D’un coup, on est à la place de Toto dans le final de Cinéma Paradiso. On sait ce que ça fait maintenant de voir ce qui est impossible de voir d’habitude. On soigne cette vieille blessure en se plongeant dans un autre univers, un univers filmique qui nous montre ce qui aurait pu être. On comprend enfin ce qu’on soupçonnait déjà, mais dont on attendait la preuve comme les romantiques du XVIIIème attendaient la preuve de Dieu : le cinéma est un lieu privilégié des possibles, où on projette, où on se projette, où on est projeté. Le romanesque apparaît comme la variante la plus élevée de notre vie, la plus ultime, la plus désirable, en se payant le luxe de ne pas nécessiter de changer de monde. Si le temps retrouvé cher à Proust lui permettait de vaincre le temps, le romanesque permet peut-être de vaincre le réel, si tant est qu’on soit en lutte contre lui.
Parce que s’il y a un chant qui est poussé par Everything, everywhere, c’est l’amour du réel. Le réel, cette chose simple et sous-estimée qui permet d’aller voir un film à l’action fidèle à Jackie Chan, tout aussi maline et rythmée, où le quotidien est sublimé : un frigo, une chaise de bureau, une agrafeuse attendent en jubilant silencieusement leur transfiguration. Ils attendent cet instant qui justifiera à lui seul leur existence toute entière, où celle-ci prend un virage sec et où leur essence est redéfinie. Prévus comme des ustensiles à l’usage précis, ils se découvrent neufs et jouissent d’un pouvoir inattendu. Si l’horizon de cette nouvelle vie d’excitation est plaisant, certains de ces objets ne préféreraient-ils pas ne jamais être empoignés, cognés, détournés? Le calme serein dans lequel ils étaient, n’était-ce pas ça, le bonheur? Si seulement ils l’avaient su avant.
Tout comme ces objets, la mise en scène aussi attend son tour.
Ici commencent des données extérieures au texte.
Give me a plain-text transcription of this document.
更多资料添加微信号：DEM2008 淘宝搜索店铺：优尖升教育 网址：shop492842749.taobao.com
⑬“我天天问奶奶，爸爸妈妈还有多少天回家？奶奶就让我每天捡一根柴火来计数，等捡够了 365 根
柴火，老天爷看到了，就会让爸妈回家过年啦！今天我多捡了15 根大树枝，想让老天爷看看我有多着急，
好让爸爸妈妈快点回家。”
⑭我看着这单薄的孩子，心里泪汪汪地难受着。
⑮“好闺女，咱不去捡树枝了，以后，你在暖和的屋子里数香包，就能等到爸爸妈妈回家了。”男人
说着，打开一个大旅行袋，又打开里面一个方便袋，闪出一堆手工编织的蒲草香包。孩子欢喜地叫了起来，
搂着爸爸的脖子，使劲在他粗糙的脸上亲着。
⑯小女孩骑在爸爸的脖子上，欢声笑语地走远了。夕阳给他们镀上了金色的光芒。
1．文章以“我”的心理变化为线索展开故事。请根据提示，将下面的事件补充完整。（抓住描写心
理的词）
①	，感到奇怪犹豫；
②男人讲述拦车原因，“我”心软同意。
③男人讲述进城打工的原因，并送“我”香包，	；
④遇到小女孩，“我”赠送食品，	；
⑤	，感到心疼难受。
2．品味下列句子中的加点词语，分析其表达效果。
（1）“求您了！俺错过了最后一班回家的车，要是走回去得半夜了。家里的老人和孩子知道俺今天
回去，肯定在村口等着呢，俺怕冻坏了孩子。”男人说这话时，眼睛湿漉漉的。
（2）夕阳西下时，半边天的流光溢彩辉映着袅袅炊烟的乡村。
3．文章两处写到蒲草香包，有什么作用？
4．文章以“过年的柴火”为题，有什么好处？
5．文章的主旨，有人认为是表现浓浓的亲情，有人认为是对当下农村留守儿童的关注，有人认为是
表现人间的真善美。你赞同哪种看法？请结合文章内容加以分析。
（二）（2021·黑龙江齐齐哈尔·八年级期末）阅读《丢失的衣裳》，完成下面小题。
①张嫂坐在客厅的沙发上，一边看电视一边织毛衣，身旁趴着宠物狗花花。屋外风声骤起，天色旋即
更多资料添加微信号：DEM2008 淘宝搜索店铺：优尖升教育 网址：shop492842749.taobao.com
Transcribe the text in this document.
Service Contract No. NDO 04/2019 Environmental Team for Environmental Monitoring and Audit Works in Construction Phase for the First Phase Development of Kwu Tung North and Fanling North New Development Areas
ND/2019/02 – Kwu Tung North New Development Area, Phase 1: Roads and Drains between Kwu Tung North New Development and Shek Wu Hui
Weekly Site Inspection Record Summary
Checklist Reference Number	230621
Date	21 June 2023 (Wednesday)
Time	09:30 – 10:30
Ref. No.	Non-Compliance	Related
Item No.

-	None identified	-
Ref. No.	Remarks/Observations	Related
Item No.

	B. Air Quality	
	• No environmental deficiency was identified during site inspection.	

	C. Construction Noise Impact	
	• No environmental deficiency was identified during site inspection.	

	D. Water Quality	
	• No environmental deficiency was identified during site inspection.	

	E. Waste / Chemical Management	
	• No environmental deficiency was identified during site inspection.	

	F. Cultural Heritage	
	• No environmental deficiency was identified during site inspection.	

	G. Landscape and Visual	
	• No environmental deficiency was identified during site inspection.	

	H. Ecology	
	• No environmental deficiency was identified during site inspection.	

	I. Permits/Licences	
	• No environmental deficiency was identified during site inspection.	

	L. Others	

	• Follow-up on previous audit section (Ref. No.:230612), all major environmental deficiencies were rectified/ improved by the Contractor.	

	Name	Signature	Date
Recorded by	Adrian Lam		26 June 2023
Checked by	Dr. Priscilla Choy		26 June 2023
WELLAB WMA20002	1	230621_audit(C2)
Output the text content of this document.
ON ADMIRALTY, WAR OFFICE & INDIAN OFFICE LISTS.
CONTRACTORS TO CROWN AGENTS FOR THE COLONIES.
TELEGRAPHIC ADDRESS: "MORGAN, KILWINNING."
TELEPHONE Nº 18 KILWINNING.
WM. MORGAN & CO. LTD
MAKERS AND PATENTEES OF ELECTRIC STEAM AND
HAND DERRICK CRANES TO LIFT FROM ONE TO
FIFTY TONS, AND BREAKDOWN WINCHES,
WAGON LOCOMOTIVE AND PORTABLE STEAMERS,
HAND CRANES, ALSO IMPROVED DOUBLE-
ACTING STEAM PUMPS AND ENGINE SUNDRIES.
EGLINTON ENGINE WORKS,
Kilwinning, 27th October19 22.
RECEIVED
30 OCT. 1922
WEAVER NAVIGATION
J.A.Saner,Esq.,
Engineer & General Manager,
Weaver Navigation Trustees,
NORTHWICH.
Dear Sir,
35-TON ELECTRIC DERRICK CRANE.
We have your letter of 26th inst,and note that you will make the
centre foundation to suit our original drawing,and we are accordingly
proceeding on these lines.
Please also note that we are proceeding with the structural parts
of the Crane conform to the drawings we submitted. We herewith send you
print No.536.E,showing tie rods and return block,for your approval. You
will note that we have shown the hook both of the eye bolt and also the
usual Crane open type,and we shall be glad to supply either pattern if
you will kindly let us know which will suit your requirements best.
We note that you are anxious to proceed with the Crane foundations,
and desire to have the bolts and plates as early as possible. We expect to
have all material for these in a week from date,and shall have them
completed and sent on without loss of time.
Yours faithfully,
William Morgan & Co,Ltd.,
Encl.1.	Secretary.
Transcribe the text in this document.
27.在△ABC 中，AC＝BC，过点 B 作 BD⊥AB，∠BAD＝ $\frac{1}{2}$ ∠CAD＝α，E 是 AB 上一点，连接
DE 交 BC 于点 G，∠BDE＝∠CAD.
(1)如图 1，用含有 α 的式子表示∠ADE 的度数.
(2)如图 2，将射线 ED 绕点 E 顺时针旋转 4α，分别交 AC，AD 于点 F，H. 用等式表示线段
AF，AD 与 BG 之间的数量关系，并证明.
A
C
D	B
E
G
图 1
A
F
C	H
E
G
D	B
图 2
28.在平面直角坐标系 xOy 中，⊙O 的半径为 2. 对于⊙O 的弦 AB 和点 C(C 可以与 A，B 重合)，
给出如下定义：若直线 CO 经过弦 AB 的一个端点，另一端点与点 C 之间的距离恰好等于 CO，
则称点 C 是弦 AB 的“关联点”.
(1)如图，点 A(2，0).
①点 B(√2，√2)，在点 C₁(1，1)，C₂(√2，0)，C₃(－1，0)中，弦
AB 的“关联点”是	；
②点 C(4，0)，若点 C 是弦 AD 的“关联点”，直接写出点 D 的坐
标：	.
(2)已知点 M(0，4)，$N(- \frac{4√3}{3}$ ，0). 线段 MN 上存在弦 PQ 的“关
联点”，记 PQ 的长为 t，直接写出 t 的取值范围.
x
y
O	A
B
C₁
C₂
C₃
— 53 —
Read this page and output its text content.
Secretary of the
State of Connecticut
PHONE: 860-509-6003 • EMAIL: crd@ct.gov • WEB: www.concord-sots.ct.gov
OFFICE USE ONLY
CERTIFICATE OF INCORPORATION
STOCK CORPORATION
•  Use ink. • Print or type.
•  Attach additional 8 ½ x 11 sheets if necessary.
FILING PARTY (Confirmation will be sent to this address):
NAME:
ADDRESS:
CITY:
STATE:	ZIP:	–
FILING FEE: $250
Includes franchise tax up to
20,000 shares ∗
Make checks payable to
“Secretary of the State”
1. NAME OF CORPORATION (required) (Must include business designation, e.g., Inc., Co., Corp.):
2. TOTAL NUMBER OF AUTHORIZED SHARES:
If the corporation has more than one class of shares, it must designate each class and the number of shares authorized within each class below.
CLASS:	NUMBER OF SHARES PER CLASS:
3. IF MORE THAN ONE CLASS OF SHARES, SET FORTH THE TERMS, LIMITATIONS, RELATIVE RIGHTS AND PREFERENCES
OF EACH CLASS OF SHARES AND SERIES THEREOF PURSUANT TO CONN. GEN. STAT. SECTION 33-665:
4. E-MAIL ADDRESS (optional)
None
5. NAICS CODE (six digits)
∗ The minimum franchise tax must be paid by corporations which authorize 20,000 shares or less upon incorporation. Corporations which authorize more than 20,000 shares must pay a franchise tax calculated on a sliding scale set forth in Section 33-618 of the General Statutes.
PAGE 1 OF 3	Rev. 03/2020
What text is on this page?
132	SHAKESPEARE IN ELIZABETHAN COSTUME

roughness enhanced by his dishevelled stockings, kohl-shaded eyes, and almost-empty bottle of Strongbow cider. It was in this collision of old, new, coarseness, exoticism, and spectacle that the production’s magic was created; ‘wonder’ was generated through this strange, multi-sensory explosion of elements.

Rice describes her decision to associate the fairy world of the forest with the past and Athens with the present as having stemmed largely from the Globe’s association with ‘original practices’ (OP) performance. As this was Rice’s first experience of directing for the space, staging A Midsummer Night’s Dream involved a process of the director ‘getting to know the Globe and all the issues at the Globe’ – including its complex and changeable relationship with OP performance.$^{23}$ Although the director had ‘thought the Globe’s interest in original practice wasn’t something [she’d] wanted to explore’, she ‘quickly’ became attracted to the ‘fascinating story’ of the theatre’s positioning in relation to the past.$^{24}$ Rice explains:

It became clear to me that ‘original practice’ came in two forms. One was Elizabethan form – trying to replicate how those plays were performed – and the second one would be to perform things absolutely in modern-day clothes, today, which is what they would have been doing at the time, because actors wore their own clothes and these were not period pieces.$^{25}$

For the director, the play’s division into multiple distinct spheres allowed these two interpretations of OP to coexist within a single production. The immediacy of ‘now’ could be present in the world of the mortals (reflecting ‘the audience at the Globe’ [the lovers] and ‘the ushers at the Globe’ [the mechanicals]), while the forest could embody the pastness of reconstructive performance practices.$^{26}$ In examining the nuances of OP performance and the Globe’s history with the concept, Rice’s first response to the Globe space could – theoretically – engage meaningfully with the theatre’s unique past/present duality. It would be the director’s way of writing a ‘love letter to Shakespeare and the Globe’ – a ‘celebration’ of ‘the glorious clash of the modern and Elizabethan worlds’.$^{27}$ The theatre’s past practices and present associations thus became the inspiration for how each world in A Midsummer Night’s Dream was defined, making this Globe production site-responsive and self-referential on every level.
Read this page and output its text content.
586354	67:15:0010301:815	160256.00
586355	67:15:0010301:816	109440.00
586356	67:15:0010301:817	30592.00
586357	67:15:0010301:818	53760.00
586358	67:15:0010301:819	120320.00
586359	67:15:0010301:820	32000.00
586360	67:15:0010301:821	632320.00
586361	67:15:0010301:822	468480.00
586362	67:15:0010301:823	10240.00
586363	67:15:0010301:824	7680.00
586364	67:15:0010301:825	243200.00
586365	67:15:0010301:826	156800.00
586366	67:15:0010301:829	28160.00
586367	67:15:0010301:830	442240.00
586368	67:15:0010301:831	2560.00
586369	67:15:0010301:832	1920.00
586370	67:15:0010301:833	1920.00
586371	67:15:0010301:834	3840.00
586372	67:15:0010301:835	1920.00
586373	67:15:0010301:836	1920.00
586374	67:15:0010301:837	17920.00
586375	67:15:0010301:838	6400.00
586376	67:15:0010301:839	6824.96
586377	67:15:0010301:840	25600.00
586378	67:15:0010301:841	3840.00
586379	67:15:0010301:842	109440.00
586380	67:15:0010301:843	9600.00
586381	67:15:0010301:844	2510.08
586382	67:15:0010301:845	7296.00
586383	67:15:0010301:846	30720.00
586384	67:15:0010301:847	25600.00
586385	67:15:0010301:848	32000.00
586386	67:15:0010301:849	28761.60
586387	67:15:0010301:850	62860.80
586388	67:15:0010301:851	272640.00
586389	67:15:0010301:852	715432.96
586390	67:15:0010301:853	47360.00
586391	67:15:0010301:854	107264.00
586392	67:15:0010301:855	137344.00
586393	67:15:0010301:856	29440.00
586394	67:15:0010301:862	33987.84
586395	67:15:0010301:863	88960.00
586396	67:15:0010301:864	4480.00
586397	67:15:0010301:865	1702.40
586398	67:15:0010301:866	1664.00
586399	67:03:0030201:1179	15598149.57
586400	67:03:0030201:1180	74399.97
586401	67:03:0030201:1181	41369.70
Elle se met au niveau des personnages, attend patiemment leur montée en piste, le moment où elle leur donnera de la hauteur, mais dans un premier temps, elle se fait timide, sinon pour le premier plan du film : on voit la petite famille profiter d’un moment ensembles, de s’amuser autour d’un karaoké, à travers un petit miroir rond — ce symbole sera omniprésent et nous montrera qu’il est possible de passer de l’unité première au chaos si celle-ci est torturée, dévoyée. Rond comme les tambours de machines à laver, rond comme l’univers, comme un bagel, comme tout ce qui est agréable, mais déformant, comme tous les miroirs. Le surcadrage nous ferait presque croire qu’on observe une famille à travers le judas ou le trou de la serrure d’une porte, qu’on est spectateur d’une scène d’intime convivialité. La caméra s’avance et s’avance, allant à l’encontre de cette image simple mais belle. D’un coup, la musique s’arrête, la caméra aussi. On entend un clique et le changement de lumière passant de la nuit au jour nous indique que quelque chose a définitivement changé. Les contrastes, les couleurs laissent place à ce qui ressemble à la réalité. Le miroir pivote, nous offrant la vue du salon dans son entièreté et la caméra reprend son mouvement. Un personnage fait apparition dans le champ pendant que l’on pénètre à l’intérieur de ce cadre sans interruptions, à la façon de La haine ou de Contact.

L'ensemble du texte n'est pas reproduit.